Ora, per ricostruire, ci vorrà molto tempo. “Secondo me, dobbiamo costruire nuove caserme, quelle che c’erano le hanno prese i civili per abitarci. Senza caserme non possiamo riunire né ricostruire le forze armate: ora il soldato fa il suo turno, con il suo fucile e poi va a casa. Che militare è?! Abbiamo chiesto all’Italia e all’Unione europea nuove caserme mentre si continuano a formare truppe e istruttori. È importante. Ricostruire un nuovo esercito e come farlo non dipende dagli altri, è lo Stato somalo a doverci pensare. Senza militari non esiste la sovranità, non esiste l’indipendenza, non esiste lo Stato. Il governo vuole ricostituire l’esercito, ma abbiamo bisogno di aiuto, soprattutto dall’Italia”. 

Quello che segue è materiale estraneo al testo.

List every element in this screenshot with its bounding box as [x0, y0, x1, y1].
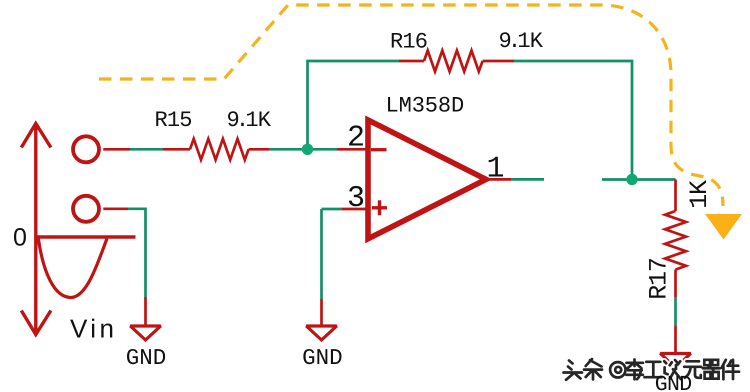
- wire to node A teal: [269, 148, 337, 151]
- wire source bottom teal + down: [128, 209, 146, 297]
- resistor R15: [190, 139, 249, 160]
- annotation dashed feedback highlight path: [99, 5, 723, 206]
- op-amp U1 triangle: [368, 120, 486, 239]
- resistor R17 (vertical): [665, 211, 686, 270]
- svg-text:9.1K: 9.1K: [227, 108, 272, 133]
- ground GND2 symbol: [306, 326, 336, 340]
- ground GND3 symbol: [660, 354, 690, 368]
- wire input top teal: [130, 148, 163, 151]
- node 0 axis horizontal line: [36, 235, 136, 238]
- Vin negative half sine wave: [38, 238, 107, 298]
- wire pin1 out red: [486, 178, 511, 181]
- wire pin3 stub red: [342, 208, 368, 211]
- wire into R17 red: [674, 180, 677, 212]
- wire R17 down red: [674, 270, 677, 297]
- annotation arrow head (orange): [705, 214, 742, 240]
- wire feedback riser left teal: [308, 61, 400, 149]
- char 件: [722, 360, 739, 379]
- wire pin1 out teal: [511, 178, 544, 181]
- svg-text:R16: R16: [390, 30, 427, 55]
- wire pin3 teal: [322, 208, 343, 211]
- svg-text:2: 2: [347, 122, 365, 156]
- wire pin3 down teal: [320, 209, 323, 299]
- junction output node dot: [626, 174, 637, 185]
- wire R17 down teal: [674, 297, 677, 326]
- svg-text:3: 3: [347, 182, 365, 216]
- terminal circle input top: [73, 136, 99, 162]
- char 李: [626, 360, 643, 380]
- wire source bottom red: [103, 207, 128, 210]
- junction node A dot: [302, 144, 313, 155]
- wire into R16 red: [399, 60, 424, 63]
- wire input top red: [103, 148, 130, 151]
- svg-text:1K: 1K: [685, 180, 714, 209]
- terminal circle input bottom: [73, 196, 99, 222]
- char 元: [684, 361, 701, 378]
- svg-text:R17: R17: [644, 258, 673, 300]
- svg-text:GND: GND: [126, 345, 167, 371]
- svg-text:0: 0: [13, 224, 27, 252]
- wire feedback riser right teal: [514, 61, 632, 180]
- wire into R15 red: [163, 148, 190, 151]
- wire to gnd1 red: [144, 297, 147, 326]
- char 器: [703, 360, 720, 379]
- char 条: [584, 359, 602, 379]
- svg-text:LM358D: LM358D: [386, 94, 465, 119]
- watermark 头条 @李工谈元器件 (vector approximation): [564, 359, 740, 380]
- svg-text:Vin: Vin: [70, 314, 117, 344]
- char 头: [564, 361, 583, 380]
- char @ outer: [610, 362, 625, 377]
- wire R15 to junction red: [249, 148, 269, 151]
- svg-text:9.1K: 9.1K: [499, 29, 544, 54]
- resistor R16: [424, 51, 483, 72]
- wire R17 to gnd red: [674, 326, 677, 354]
- svg-text:R15: R15: [155, 108, 192, 133]
- wire pin2 stub red: [337, 148, 368, 151]
- svg-text:1: 1: [487, 153, 505, 187]
- wire output node teal: [602, 178, 676, 181]
- char @ inner: [615, 367, 621, 373]
- char 工: [645, 362, 662, 377]
- wire R16 out red: [483, 60, 514, 63]
- svg-text:GND: GND: [655, 373, 692, 392]
- Vin source axis vertical double arrow: [21, 124, 51, 335]
- char 谈: [664, 360, 681, 379]
- wire pin3 down red: [320, 299, 323, 326]
- op-amp minus sign: [371, 148, 387, 151]
- ground GND1 symbol: [130, 326, 160, 340]
- op-amp plus sign: [372, 200, 387, 215]
- svg-text:GND: GND: [302, 345, 343, 371]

Se posso intromettermi”, osserva il maggiore, “oggi gli italiani che abbiamo qui sono sotto 'l’ombrello' dell’Unione europea. Va bene l’Unione europea, però vorremmo anche la presenza italiana come era una volta, con noi, di più e da sola, con un tramite diretto oltre che con l’Europa. Mi dici che in Italia il problema è politico e delicato perché siamo stati una vostra colonia? Io non mi considero colonia, mi considero italiano. Eravamo italiani. Questa parola, 'colonia', non è credibile: noi eravamo italiani africani e ne eravamo orgogliosi! Perché non possiamo tornare a esserlo?”. A simile domanda, che viene posta da gran parte dei somali, può rispondere solo la politica italiana.

Ospedale militare Xooga

Xooga Military Hospital di Mogadiscio è forse l’unica attività di mentoring, per la parte della sanità militare, di tutti i teatri operativi dove siamo presenti. Ed è anche, da oltre 20 anni, l’unico esempio di struttura medica militare in Somalia. Operativo 24 ore al giorno, tutti i giorni, è aperto anche ai civili, per questi ultimi grazie ai fondi CIMIC, attività del ministero della Difesa italiano per cooperazioni civili/militari a supporto della popolazione locale. La missione EUTM-S, invece, ha fatto un lavoro di mentoing/advisoring con le forze armate somale per la creazione di un corpo sanitario e relative strutture che già erano loro.

In questo caso lo Xooga Hospital, che anche in passato era un punto di riferimento importante per l’intero quartiere. Con la guerra, la parte di sanità militare, in Somalia, è stata completamente azzerata. Ora, attraverso EUTM-S, si cerca di riattivarla e lo Xooga hospital ne è la parte focale. Buona parte dei medici sono militari, come il maggiore dell’Esercito somalo Mahad Abdulahi Nor, medico chirurgo e ufficiale in comando della sanità militare somala, oltre che supervisore allo Xooga insieme alla direttrice dell’ospedale, Khadija Einte, che è una civile. Ci sono anche studenti delle università somale che qui vengono a fare il praticantato. All’inizio, al posto della muratura c’erano tende e container. È dal 2014 che qui hanno cominciato a ripulire l’area (nei dintorni, le strutture sono crivellate di colpi) e iniziato i lavori di ristrutturazione come anche di fornitura di attrezzature e medicinali. Le tende, oggi, sono all’interno e separano le varie stanze, da quelle che accolgono i degenti, molti i feriti agli arti e anche le madri con i bambini.

Alcuni medici sono stati mandati all’’estero a seguire dei corsi di specializzazione. Quando torneranno, la nostra intenzione è aprire i vari dipartimenti come Ortopedia, Chirurgia, etc”, spiega il maggiore Mahad Abdulahi Nor.

A volte riceviamo cose che non servono. Quello di cui abbiamo bisogno, ora, sono le medicine come aspirina, antibiotici per curare i feriti, pomate. È ancora un ospedale generico, in questa fase è meglio avere medicine generiche. E dico grazie, grazie, grazie all’Italia. Senza gli italiani non avremmo avuto nulla”, il saluto della direttrice Khadija Einte.